- Commissioner badge of Scouts BSA
- Created: 1907

= Scout Commissioner =

In the Scout Movement, a commissioner is the volunteer whose role it is to deliver a Scout association's programs and support Scouting's units, usually within a particular geographic area. Commissioners are the volunteers who work with Scout Executives. In some Scout associations, the term Executive Commissioner is used to refer to a paid staff member

==History==
The commissioner role appeared early in the Scouting movement. Individual troops were organized by existing community organizations, and those organizations took the primary responsibility for implementing the Scouting program. To ensure consistency between different troops, the Scouting movement relied on two concepts: leader training and the commissioner staff. Scouting's founder, Baden-Powell, developed and promoted numerous leader training programs, starting in 1910 and leading to a course in 1919 that is now known as Wood Badge. The commissioner staff provided an ongoing, independent check on the troops themselves.

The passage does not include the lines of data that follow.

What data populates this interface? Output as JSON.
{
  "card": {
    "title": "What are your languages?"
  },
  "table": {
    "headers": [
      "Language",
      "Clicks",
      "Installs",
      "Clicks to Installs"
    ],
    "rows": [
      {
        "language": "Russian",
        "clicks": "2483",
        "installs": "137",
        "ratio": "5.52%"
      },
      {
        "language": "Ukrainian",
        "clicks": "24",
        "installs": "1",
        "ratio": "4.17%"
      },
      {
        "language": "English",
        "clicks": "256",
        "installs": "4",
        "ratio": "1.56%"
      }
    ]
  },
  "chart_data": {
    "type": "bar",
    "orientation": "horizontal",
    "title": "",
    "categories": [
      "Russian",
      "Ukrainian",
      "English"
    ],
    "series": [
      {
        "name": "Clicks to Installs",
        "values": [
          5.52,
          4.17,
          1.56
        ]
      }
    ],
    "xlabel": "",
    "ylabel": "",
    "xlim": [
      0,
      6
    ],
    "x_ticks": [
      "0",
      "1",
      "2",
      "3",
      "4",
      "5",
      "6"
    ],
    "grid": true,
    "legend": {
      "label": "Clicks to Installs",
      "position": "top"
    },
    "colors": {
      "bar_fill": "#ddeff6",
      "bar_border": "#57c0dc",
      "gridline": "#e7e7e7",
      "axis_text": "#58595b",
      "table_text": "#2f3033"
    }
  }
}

National commissioners such as Valdemārs Klētnieks (1905 – 1968), for example, introduced Wood Badge training in Latvia to the Latvian Scout Organization in the 1930s and developed the handbook for Latvian Scouts. After the Soviet Union occupied that Baltic country and crushed Scouting in 1940, he eventually revived the Latvian Scouts in exile at a displaced persons camp in Germany following the end of World War II.

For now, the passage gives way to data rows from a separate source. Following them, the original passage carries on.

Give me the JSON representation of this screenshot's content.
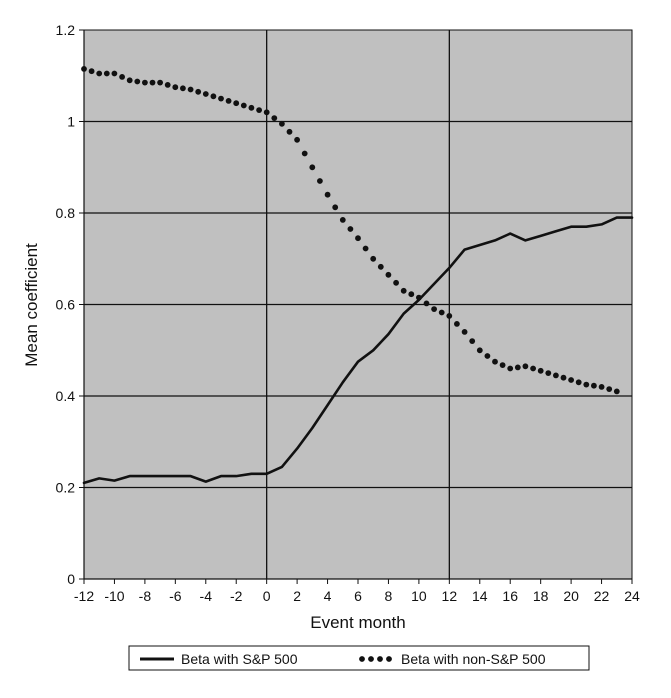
{
  "chart_data": {
    "type": "line",
    "title": "",
    "xlabel": "Event month",
    "ylabel": "Mean coefficient",
    "xlim": [
      -12,
      24
    ],
    "ylim": [
      0,
      1.2
    ],
    "x_ticks": [
      -12,
      -10,
      -8,
      -6,
      -4,
      -2,
      0,
      2,
      4,
      6,
      8,
      10,
      12,
      14,
      16,
      18,
      20,
      22,
      24
    ],
    "y_ticks": [
      0,
      0.2,
      0.4,
      0.6,
      0.8,
      1,
      1.2
    ],
    "x_tick_labels": [
      "-12",
      "-10",
      "-8",
      "-6",
      "-4",
      "-2",
      "0",
      "2",
      "4",
      "6",
      "8",
      "10",
      "12",
      "14",
      "16",
      "18",
      "20",
      "22",
      "24"
    ],
    "y_tick_labels": [
      "0",
      "0.2",
      "0.4",
      "0.6",
      "0.8",
      "1",
      "1.2"
    ],
    "vertical_gridlines_at": [
      0,
      12
    ],
    "horizontal_gridlines": true,
    "legend_position": "bottom",
    "colors": {
      "plot_background": "#c0c0c0",
      "line": "#111111",
      "grid": "#111111"
    },
    "series": [
      {
        "name": "Beta with S&P 500",
        "style": "solid",
        "x": [
          -12,
          -11,
          -10,
          -9,
          -8,
          -7,
          -6,
          -5,
          -4,
          -3,
          -2,
          -1,
          0,
          1,
          2,
          3,
          4,
          5,
          6,
          7,
          8,
          9,
          10,
          11,
          12,
          13,
          14,
          15,
          16,
          17,
          18,
          19,
          20,
          21,
          22,
          23,
          24
        ],
        "values": [
          0.21,
          0.22,
          0.215,
          0.225,
          0.225,
          0.225,
          0.225,
          0.225,
          0.213,
          0.225,
          0.225,
          0.23,
          0.23,
          0.245,
          0.285,
          0.33,
          0.38,
          0.43,
          0.475,
          0.5,
          0.535,
          0.58,
          0.61,
          0.645,
          0.68,
          0.72,
          0.73,
          0.74,
          0.755,
          0.74,
          0.75,
          0.76,
          0.77,
          0.77,
          0.775,
          0.79,
          0.79
        ]
      },
      {
        "name": "Beta with non-S&P 500",
        "style": "dotted",
        "x": [
          -12,
          -11,
          -10,
          -9,
          -8,
          -7,
          -6,
          -5,
          -4,
          -3,
          -2,
          -1,
          0,
          1,
          2,
          3,
          4,
          5,
          6,
          7,
          8,
          9,
          10,
          11,
          12,
          13,
          14,
          15,
          16,
          17,
          18,
          19,
          20,
          21,
          22,
          23
        ],
        "values": [
          1.115,
          1.105,
          1.105,
          1.09,
          1.085,
          1.085,
          1.075,
          1.07,
          1.06,
          1.05,
          1.04,
          1.03,
          1.02,
          0.995,
          0.96,
          0.9,
          0.84,
          0.785,
          0.745,
          0.7,
          0.665,
          0.63,
          0.615,
          0.59,
          0.575,
          0.54,
          0.5,
          0.475,
          0.46,
          0.465,
          0.455,
          0.445,
          0.435,
          0.425,
          0.42,
          0.41
        ]
      }
    ]
  }
}
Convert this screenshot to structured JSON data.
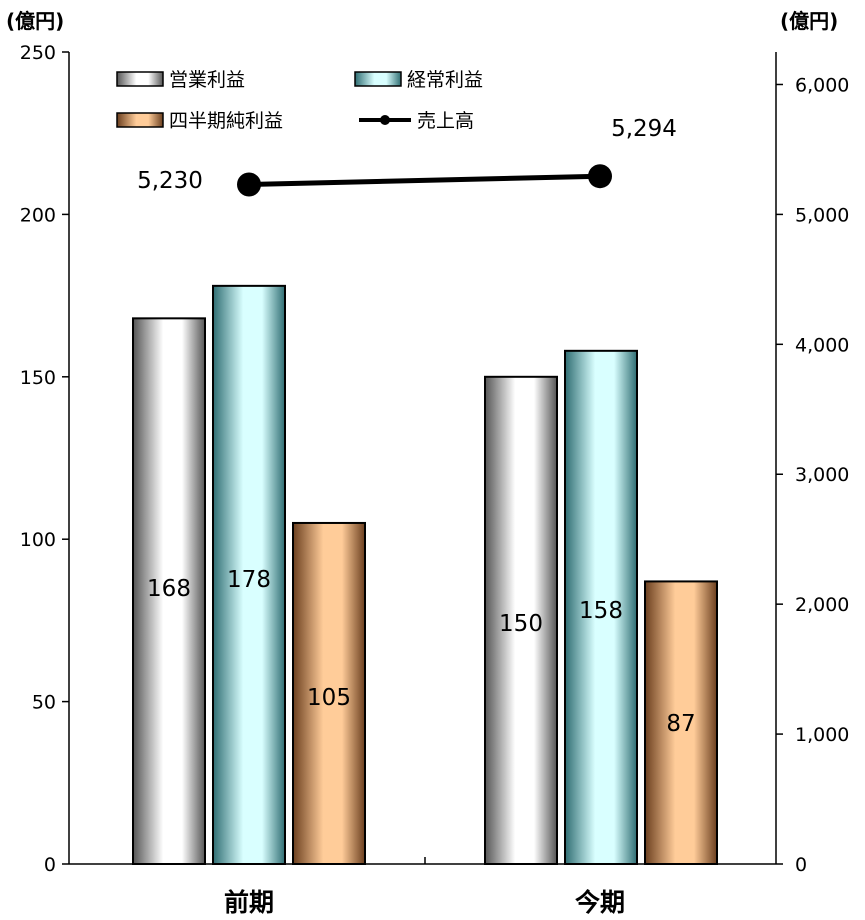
{
  "chart_data": {
    "type": "bar",
    "categories": [
      "前期",
      "今期"
    ],
    "left_unit": "(億円)",
    "right_unit": "(億円)",
    "ylim_left": [
      0,
      250
    ],
    "ylim_right": [
      0,
      6250
    ],
    "left_ticks": [
      "0",
      "50",
      "100",
      "150",
      "200",
      "250"
    ],
    "right_ticks": [
      "0",
      "1,000",
      "2,000",
      "3,000",
      "4,000",
      "5,000",
      "6,000"
    ],
    "series": [
      {
        "name": "営業利益",
        "type": "bar",
        "axis": "left",
        "values": [
          168,
          150
        ],
        "labels": [
          "168",
          "150"
        ],
        "color_dark": "#555555",
        "color_light": "#ffffff"
      },
      {
        "name": "経常利益",
        "type": "bar",
        "axis": "left",
        "values": [
          178,
          158
        ],
        "labels": [
          "178",
          "158"
        ],
        "color_dark": "#2f6d72",
        "color_light": "#d9ffff"
      },
      {
        "name": "四半期純利益",
        "type": "bar",
        "axis": "left",
        "values": [
          105,
          87
        ],
        "labels": [
          "105",
          "87"
        ],
        "color_dark": "#6b3f1f",
        "color_light": "#ffcc99"
      },
      {
        "name": "売上高",
        "type": "line",
        "axis": "right",
        "values": [
          5230,
          5294
        ],
        "labels": [
          "5,230",
          "5,294"
        ],
        "color": "#000000"
      }
    ],
    "grid": false,
    "legend_position": "top-left"
  }
}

In the Barbados, national commissioner Trevor Jones led the Barbados Boy Scouts Association in coping with the significant impact of the worldwide COVID-19 pandemic on the Caribbean island nation's scouting programs in 2020. He explained to The Barbados Advocate that online virtual meetings and training courses were provided during the lockdowns. Similarly, Sarfaraz Qamar Dar, the Chief Commissioner of the Boy Scout Association of Pakistan, emphasized the role played by Scouts during the pandemic while continuing to promote community services. In March 2020, he welcomed the President of Pakistan, Arif Alvi, to the Scouts' "Clean and Green Camporee," which had as its emphasis the campaign against deforestation to achieve the goal of sustainable development.

==Title==
A commissioner's full title is derived from their level within the organization:

- Unit Commissioner
- Area Commissioner
- Camp Commissioner
- District Commissioner
- Council Commissioner
- Regional Commissioner
- Provincial Commissioner
- National Commissioner
- International Commissioner
- Chief Commissioner

Sometimes commissioners have responsibility for a specific topic, such as Commissioner for Camping, District Roundtable Commissioner, or Deputy Commissioner for Wolf Cubs. Some commissioners also have assistants, such as the Assistant District Commissioner. The Unit (or Neighborhood) Commissioner is intended to be the primary contact between the Scout organization and the unit leadership. This is accomplished by the unit commissioner periodically visiting the unit and serving as the link with the District and Council. In a 1960 study by the University of Michigan measuring various aspects of Scouting in the U.S., approximately two-thirds of Scoutmasters surveyed had an awareness of their local commissioner, with the commissioners' function perceived to be mostly assistance with program planning, troop visitation, and district liaison. A lesser percentage responded, "participation on troop committee", "work with the boys", and general help, as functions performed by the commissioner for their unit.

==Boy Scouts of America==

Commissioner Service is the group within the Boy Scouts of America that provides direct service to each Scouting unit (pack, troop, team, crew or ship). Commissioners are experienced Scouters who help chartered organizations and unit leaders to achieve the aims of Scouting by using the methods of Scouting. They help to ensure that each unit has strong leadership and they encourage training, promote the use of the unit committee and encourage a relationship with the chartering organization.

The Commissioner position is the oldest in Scouting and is the origin of the professional Scouter positions. From its inception, the commissioner has been a volunteer expected to work with and encourage Scoutmasters, along with a council's paid Scout Executive.

The first national commissioner was Daniel Carter Beard, who served in that role for thirty-one years, between 1910–1941. The current National Commissioner since 2020 is W. Scott Sorrels. He succeeded Ellie Morrison, the first female national commissioner. Other previous national commissioners include George J. Fisher between 1943–1960 and Earl G. Graves Sr., the first African-American to serve as national commissioner (1990–1995).